Eurig scooted his chair back so fast that it squeaked against the floorboards.
Rory leaned forward. “A person can enjoy fun and be serious at the same time.”
“Gracious Melqart, Rory! You’re sounding more and more like Cat every day!” Bee pushed him back into his chair and turned her most coaxing smile on Eurig. “What happened to the Northgate poet?”
Eurig’s anger broke free. “Why, the Northgate poet died, lass. And our hopes with him. The prince let the poet starve himself to death on the steps of the palace.”
I was too shocked to speak, for when we had fallen into the well, the Northgate poet had still been alive.
“Died!” Bee set down her mug. “What of the shame that stained the prince’s honor?”
“Tyrants have no honor and therefore no shame. The prince will make merry at his daughter’s wedding feast. He serves flesh to a princely Roman legate in exchange for the Invictus Legion to guard his restless lands. Roman boots will walk the roads the empire built in the days of our ancestors, back when we were free men. Every day we wake to see our master the prince of Tarrant walk arm in arm like a brother with the cursed magister who is the mansa of Four Moons House, although they were bitter rivals all the long days before. We live under the law of the sword.

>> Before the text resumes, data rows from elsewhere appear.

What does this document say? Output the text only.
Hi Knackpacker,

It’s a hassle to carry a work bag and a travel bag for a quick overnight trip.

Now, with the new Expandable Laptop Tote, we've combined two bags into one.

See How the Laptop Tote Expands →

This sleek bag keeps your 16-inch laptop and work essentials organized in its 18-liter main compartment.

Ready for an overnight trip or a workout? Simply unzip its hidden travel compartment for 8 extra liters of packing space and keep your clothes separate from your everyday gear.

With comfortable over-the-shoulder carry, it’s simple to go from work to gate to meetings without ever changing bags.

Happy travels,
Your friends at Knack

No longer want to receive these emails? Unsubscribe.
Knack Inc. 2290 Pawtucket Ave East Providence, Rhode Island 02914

They crush us under their boot-heels like the vermin they name us, and so death makes cowards of us all. The prince ordered that every troll must leave the city, and no person raised a voice in protest.”
“Every troll?” demanded Bee.
“That’s what was strange,” I murmured. “There are no feathered people anywhere.”
“Every one. And every man in a radical’s cap was arrested and his family threatened. Hundreds have been transported to the north. There they must labor with their sweat and their blood in the mines of the Barrens. The salt they haul up in buckets flavors the prince’s food while his subjects go hungry. The iron they dig out of the rock forges the swords that kill us.”
His poem of grievances so stunned me that I could not help but think of the promises General Camjiata had made. The music of revolution had a more urgent melody when heard in a city where so many voices had been so recently silenced. I wanted to give him hope. “I heard a rumor that the general is returning to Europa. He’ll proclaim a legal code that abolishes the ancient privileges of princes and mage Houses.”
“Rumor is like a woman’s promise that she’ll kiss you. Have you a kiss for me, lass?”
“I don’t kiss just any man I see! Only the ones I want to kiss! Did I give you reason to think otherwise?”